From a methodological perspective, PICon uncovers that fine-tuning for persona maintenance is not sufficient for robust consistency; inference-time conditioning via explicit prompting or retrieval augmentation may be preferable. The requirement for cooperativeness and substantive engagement prevents models from gaming evaluation benchmarks through avoidance.
Future Directions
- Strategies for eliciting substantive answers from evasive persona agents remain underexplored and may benefit from adversarial prompt engineering.

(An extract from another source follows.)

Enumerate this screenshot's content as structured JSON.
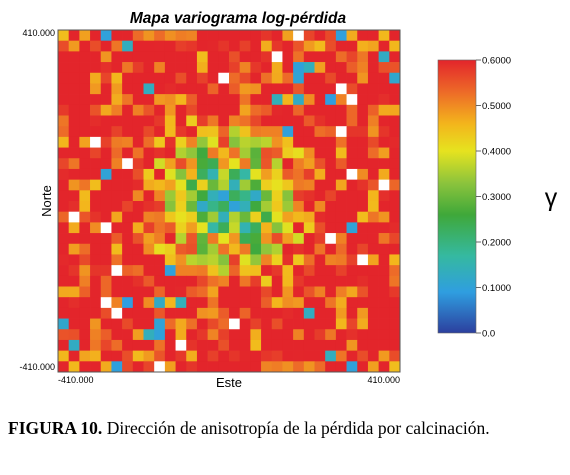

- Extending consistency evaluation to stylistic or subjective properties requires alternate metrics, as genre, tone, or personality cannot be logically classified as contradictions.
- Addressing coverage limitations in external consistency may involve integrating localized databases beyond web search.
- Improving demographic representativeness in human reference baselines through broader recruitment will further stabilize cross-cultural comparability.


Figure 5: Interview interface screenshots illustrating participant procedures and consent protocol.
Conclusion
PICon provides a rigorous, interrogation-inspired framework for assessing content-level consistency in persona agents across internal, external, and retest axes. Empirical evaluation shows that no current persona agent group attains the consistency level of real human participants, exposing critical limitations in downstream simulation and synthetic-user applications. PICon sets a foundation for future research in persona maintenance, LLM evaluation, and multi-agent simulation reliability (2603.25620).